Corsha, a Washington, D.C.-based cybersecurity startup, has secured a $12 million Series A investment to bring multi-factor authentication (MFA) to machine-to-machine API traffic.

APIs, which allow two applications on the internet to talk to each other, became central to organizations’ digital transformation efforts during the pandemic. This has made APIs a prime target for malicious hackers, with Gartner predicting that APIs will make up the largest attack vector in cybercrime by this year. API vulnerabilities have recently been the cause of a number of high-profile security breaches: Peloton spilled users’ private account information; Experian exposed the financial histories of millions of Americans; and Facebook, LinkedIn and Clubhouse all had user data scraped because of poorly secured APIs.

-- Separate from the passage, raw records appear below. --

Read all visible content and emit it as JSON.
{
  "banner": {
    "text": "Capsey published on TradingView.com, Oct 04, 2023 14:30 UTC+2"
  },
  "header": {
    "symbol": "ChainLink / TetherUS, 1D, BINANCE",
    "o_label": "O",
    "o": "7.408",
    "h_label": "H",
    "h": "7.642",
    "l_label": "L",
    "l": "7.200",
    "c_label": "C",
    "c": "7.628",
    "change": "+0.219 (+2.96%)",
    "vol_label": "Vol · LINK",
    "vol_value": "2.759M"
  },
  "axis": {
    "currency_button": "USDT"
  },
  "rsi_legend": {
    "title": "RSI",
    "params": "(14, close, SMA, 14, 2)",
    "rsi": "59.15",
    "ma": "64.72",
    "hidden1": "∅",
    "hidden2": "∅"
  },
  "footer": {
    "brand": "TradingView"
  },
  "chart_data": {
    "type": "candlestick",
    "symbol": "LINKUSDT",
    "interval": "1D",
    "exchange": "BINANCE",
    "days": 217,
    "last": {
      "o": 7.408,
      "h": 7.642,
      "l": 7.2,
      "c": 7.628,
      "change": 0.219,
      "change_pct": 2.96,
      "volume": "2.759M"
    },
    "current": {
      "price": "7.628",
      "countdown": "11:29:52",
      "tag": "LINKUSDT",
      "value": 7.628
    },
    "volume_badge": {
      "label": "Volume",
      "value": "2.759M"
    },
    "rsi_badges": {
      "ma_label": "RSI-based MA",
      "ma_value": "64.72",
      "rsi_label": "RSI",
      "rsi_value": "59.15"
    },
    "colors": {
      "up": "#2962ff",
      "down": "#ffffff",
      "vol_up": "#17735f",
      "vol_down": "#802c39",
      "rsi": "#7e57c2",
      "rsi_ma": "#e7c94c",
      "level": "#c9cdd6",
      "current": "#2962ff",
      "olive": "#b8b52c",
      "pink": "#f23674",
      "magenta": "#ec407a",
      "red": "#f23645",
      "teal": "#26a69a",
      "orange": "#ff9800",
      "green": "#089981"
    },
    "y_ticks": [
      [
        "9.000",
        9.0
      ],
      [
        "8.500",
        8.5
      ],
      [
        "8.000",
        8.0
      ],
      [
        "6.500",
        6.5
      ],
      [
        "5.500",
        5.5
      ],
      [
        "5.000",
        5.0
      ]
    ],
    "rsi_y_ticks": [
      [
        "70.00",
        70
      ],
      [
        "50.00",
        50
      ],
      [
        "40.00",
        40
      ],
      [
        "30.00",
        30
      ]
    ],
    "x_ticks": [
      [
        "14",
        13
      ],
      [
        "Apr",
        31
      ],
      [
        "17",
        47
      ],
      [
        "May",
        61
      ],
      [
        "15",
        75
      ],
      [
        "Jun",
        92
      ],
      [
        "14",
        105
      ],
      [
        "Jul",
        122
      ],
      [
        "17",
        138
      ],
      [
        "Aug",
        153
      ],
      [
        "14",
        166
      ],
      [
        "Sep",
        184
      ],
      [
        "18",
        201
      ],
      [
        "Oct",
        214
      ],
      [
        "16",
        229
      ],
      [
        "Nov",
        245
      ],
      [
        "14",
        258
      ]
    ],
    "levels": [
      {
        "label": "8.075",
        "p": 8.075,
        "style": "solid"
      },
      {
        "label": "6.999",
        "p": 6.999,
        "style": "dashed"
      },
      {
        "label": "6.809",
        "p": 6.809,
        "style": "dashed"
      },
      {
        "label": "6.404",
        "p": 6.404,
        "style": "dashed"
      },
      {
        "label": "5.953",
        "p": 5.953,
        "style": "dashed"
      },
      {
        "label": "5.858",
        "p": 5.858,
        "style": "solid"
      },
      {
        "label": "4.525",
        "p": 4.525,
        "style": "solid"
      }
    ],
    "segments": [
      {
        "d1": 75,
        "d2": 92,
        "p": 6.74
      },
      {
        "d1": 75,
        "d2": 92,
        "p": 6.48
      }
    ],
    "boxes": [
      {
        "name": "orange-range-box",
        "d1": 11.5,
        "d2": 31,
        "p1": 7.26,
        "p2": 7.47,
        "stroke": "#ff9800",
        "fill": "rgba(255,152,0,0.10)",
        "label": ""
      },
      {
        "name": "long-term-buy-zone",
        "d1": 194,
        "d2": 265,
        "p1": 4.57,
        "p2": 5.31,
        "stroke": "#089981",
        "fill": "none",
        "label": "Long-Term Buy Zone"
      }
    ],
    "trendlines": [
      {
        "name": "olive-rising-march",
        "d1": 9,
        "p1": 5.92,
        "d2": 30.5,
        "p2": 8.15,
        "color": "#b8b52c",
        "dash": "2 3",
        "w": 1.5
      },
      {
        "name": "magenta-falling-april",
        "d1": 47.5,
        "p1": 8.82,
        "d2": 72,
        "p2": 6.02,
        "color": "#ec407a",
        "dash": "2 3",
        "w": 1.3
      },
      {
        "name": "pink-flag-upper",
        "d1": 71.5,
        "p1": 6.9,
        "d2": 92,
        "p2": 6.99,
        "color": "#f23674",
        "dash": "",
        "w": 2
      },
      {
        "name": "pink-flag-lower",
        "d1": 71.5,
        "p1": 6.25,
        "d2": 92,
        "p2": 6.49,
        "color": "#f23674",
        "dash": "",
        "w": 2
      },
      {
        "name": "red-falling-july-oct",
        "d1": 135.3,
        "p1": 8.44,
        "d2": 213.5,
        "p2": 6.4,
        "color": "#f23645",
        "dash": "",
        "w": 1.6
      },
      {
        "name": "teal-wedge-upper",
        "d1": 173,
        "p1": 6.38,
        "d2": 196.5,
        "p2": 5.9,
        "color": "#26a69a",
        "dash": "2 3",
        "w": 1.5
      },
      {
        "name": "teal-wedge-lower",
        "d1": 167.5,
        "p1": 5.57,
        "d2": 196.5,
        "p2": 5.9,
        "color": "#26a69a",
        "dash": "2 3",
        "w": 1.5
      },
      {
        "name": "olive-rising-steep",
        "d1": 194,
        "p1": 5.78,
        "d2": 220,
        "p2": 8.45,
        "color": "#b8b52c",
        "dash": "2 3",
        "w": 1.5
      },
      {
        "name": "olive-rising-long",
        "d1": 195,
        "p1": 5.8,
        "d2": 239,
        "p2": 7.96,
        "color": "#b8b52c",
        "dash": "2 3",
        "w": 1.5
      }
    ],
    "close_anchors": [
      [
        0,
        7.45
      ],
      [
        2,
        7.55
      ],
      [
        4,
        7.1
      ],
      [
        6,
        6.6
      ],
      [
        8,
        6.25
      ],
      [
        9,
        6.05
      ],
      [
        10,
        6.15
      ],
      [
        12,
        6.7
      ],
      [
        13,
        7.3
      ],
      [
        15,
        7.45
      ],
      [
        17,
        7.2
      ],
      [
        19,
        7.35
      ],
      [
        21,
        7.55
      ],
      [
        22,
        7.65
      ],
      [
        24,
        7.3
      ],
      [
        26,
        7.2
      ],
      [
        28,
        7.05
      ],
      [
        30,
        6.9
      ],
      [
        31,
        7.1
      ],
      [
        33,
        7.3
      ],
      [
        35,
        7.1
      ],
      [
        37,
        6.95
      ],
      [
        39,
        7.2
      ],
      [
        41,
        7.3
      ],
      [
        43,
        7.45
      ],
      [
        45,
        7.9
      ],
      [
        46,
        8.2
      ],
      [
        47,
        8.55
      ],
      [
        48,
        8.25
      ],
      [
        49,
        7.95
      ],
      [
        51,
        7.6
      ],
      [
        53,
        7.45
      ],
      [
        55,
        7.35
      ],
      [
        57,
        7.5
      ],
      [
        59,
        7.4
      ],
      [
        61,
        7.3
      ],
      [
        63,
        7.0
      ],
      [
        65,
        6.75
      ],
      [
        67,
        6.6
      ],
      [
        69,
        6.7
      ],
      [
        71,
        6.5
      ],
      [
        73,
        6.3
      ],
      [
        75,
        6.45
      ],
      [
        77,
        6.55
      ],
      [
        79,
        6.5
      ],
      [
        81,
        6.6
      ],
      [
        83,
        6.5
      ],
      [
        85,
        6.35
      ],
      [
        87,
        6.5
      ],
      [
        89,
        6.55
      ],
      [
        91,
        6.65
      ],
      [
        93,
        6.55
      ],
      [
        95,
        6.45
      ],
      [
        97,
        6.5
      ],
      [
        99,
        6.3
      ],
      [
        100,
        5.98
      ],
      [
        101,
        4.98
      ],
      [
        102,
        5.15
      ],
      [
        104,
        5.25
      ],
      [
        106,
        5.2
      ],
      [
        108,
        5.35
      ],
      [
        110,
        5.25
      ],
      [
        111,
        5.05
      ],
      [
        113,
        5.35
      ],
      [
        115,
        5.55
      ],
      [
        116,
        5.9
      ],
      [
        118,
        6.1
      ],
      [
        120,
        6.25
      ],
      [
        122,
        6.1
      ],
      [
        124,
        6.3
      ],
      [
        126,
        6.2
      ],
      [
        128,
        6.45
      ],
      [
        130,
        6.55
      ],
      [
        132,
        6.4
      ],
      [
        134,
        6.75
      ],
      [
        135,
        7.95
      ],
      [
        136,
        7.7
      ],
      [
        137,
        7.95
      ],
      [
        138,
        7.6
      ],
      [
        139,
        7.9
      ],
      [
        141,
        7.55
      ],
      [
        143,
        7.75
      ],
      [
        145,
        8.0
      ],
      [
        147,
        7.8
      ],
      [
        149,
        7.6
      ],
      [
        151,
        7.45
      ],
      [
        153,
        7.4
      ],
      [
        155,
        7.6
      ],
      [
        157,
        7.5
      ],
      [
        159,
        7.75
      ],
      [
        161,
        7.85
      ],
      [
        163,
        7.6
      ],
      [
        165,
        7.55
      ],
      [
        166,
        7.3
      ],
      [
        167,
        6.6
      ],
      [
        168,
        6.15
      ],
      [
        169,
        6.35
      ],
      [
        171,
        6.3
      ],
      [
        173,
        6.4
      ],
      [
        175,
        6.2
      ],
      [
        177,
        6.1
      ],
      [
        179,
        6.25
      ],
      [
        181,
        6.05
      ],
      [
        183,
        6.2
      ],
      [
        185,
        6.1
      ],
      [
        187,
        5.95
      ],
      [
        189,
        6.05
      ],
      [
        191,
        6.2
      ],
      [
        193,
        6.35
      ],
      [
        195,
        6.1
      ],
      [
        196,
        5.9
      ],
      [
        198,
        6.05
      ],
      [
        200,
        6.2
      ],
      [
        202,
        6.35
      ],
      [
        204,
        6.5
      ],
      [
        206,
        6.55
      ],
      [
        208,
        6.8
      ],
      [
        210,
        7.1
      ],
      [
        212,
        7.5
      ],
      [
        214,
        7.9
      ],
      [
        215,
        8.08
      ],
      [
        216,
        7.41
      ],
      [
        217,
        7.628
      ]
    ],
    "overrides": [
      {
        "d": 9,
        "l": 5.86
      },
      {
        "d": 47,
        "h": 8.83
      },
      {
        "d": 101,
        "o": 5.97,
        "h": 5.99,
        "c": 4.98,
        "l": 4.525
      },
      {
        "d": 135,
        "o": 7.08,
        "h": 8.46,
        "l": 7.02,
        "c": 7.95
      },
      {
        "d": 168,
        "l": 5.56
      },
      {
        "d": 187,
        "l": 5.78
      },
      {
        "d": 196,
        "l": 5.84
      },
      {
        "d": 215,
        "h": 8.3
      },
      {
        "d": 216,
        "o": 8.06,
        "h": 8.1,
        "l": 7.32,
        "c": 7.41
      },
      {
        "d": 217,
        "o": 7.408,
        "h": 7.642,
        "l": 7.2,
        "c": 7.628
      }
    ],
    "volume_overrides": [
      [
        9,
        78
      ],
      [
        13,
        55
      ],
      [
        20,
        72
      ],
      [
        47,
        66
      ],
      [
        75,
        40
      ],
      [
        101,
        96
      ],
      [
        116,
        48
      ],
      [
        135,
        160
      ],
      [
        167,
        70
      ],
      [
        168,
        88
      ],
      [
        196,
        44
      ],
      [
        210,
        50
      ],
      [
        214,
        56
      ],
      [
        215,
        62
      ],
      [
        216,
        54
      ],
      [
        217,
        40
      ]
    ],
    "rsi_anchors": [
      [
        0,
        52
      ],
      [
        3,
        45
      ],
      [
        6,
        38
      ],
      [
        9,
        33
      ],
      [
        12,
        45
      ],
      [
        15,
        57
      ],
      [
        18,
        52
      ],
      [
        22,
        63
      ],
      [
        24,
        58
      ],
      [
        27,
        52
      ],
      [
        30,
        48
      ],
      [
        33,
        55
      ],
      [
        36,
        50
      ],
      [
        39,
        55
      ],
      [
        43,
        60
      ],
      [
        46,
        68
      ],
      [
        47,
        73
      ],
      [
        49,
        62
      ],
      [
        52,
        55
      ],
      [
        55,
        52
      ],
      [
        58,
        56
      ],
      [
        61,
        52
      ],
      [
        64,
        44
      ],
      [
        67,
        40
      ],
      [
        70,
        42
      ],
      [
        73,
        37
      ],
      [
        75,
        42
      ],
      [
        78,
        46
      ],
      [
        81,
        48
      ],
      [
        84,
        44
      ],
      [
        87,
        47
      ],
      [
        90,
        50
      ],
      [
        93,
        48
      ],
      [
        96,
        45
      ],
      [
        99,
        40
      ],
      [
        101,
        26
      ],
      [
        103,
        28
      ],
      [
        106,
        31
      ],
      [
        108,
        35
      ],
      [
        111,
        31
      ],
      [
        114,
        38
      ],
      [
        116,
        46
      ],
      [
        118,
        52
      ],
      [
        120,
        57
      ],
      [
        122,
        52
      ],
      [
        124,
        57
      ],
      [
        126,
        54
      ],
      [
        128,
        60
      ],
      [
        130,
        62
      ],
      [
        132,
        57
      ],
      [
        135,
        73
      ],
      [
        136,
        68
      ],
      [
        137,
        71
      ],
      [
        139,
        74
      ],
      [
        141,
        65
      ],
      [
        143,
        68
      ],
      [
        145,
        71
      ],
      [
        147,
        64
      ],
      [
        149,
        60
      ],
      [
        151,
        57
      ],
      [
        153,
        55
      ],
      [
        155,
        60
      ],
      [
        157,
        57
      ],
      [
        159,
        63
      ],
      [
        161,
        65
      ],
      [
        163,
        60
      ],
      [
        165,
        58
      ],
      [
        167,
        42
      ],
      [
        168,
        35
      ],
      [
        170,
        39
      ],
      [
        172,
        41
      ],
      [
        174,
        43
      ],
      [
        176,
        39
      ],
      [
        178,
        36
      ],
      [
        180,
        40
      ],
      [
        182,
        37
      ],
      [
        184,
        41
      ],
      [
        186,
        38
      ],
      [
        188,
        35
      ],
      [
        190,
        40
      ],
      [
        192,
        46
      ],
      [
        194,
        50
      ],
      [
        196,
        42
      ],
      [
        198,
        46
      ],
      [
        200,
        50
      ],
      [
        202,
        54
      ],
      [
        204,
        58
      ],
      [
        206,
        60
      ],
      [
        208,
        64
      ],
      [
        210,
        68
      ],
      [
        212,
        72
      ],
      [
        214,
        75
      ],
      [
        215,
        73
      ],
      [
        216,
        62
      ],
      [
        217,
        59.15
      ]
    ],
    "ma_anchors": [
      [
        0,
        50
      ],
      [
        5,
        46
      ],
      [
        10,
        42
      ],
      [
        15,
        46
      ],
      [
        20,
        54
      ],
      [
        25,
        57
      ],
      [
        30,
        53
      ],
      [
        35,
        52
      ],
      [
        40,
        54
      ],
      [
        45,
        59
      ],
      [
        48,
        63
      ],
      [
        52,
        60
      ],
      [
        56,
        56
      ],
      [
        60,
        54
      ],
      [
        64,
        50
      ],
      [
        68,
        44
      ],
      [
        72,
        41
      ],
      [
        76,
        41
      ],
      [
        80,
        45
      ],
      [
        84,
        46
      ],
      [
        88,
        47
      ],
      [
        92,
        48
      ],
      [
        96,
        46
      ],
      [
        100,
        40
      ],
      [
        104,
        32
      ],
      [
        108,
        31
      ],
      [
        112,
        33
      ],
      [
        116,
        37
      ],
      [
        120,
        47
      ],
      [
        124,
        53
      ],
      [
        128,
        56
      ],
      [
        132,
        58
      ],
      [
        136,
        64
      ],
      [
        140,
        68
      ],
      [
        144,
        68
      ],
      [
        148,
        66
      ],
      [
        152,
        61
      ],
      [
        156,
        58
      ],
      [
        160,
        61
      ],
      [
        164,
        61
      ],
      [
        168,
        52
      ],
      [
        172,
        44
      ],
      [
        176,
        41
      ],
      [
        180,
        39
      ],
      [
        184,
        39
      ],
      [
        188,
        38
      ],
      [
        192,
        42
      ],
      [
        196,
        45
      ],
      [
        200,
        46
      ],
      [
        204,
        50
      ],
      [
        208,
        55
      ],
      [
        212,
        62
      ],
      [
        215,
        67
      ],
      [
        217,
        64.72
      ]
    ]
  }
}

In an effort to protect other organizations from suffering the same fate, Corsha has developed an automated MFA solution for machine-to-machine API traffic.

Typically, if an application or service wants to make an API call, it leverages a primary authentication factor like a PKI certificate or a JSON web token. Corsha toughens those requests with a one-time-use MFA credential built from the machine’s dynamic identity and checked against a cryptographically verifiable distributed ledger network. The API request is only accepted if there is a match between the MFA credential and that machine’s identity, and each API call requires a fresh, one-time-use credential, enabling zero-trust access for an organization’s API services.

“With human MFA, as soon as you get your authenticator downloaded and set up, you’re pinning access to your trusted machine. That’s what we’re doing in the API world,” Corsha co-founder and CTO Anusha Iyer told TechCrunch.

While MFA is by no means immune to hackers — threat actors have in the past been able to bypass MFA using SIM swap and man-in-the-middle (MITM) attacks — Corsha describes its patented technology as “MFA++.”

“We’re able to do this uniquely, in that there’s no central repository where we hold this secret master device where somebody could compromise us. We’ve flipped it, so the origin of the MFA happens on the machine itself. Keeping it out of sight of the attacker was key to us,” said Corsha’s co-founder and CEO Chris Simkins.

Prior to founding the startup in 2018, Simkin’s worked for the Department of Justice as part of its national security division.

The startup’s link to the U.S. government doesn’t stop there, as Corsha secured the U.S Air Force as its first customer back in 2020, which is using the technology to secure mission-critical data in motion across Air Force platforms. “Our first customer out of the block was the U.S. government, and that’s been a pretty good validator for us,” Simkins added.

The startup’s Series A investment, which was co-led by Ten Eleven Ventures and Razor’s Edge Ventures with participation from 1843 Capital, will see Corsha expand its go-to-market efforts in the enterprise. It’s also on a rapid hiring spree, Simkins tells TechCrunch, as it looks to bolster its current team of 10 employees.